Image quality assessment involves the assessment of the quality of images that are intended for human consumption. Image quality is a characteristic of an image that relates to perceived image degradation as compared to an ideal or perfect image reference (e.g., a target or un-degraded image reference). Images such as those that are provided by photographs can go through many stages of processing that affect image quality before they are presented to a human observer.
For example, each stage of image processing can introduce distortion that can reduce the quality of the final image that is produced. Images acquired by cameras can exhibit distortions due to optics, sensor noise, color calibration, exposure control, camera motion, etc. Other sources of distortion can include compression algorithms and bit errors.
Conventional image quality assessment systems attempt to assess the quality of images and to gauge the distortion that is added to an image during various stages of processing.

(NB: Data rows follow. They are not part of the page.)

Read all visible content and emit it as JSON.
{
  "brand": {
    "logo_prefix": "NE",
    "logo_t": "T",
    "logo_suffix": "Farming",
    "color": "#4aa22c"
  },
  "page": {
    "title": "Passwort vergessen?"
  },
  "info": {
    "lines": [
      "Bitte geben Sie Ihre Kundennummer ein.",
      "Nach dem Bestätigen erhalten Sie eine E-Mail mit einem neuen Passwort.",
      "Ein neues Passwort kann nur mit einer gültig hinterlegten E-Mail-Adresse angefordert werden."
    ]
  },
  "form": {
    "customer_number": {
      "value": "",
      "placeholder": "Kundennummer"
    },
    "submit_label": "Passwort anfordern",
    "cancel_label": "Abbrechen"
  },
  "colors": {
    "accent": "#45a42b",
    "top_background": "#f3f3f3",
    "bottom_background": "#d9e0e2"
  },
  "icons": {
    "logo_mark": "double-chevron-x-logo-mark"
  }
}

Moreover, these systems attempt to automatically assess perceived image quality using quantitative measures. Image quality assessment metrics can play an important role in applications, such as image acquisition, compression, communication, displaying, printing, restoration, enhancement, analysis and watermarking.
In the signal and image processing fields the most common measures for judging image quality are PSNR (Peak-Signal-To-Noise) quality measures. However, it is well known that PSNR quality measures do not correlate well with perceptual quality. Furthermore, such measures can require a reference image for comparison, making them useful only in limited situations, such as synthetic experiments. Unfortunately, there are numerous cases where a reference image may be unavailable, such as situations that involve the judging of the quality of a de-noising algorithm on a real-world dataset, where the underlying noise-free image is unknowable. In this case, one would need to employ a “no-reference” or “blind” measure to render a quality assessment. Indeed, in most practical cases, a reference image is not available, and consequently in such cases image quality assessment is made more difficult.
Accordingly, a challenge that confronts conventional image quality assessment systems is to provide assessments when neither the reference image nor the image distortion type is known. One conventional approach uses distortion specific image quality measures as well as a distortion type classifier as tools for image quality assessment. However, conventional approaches, including this one, exhibit bias across distortion types. In addition, conventional approaches have proved to be limited in their capacity to provide image quality assessments that reflect perceptual quality. Accordingly, these approaches are not always useful for assessing quality as perceived by human observers.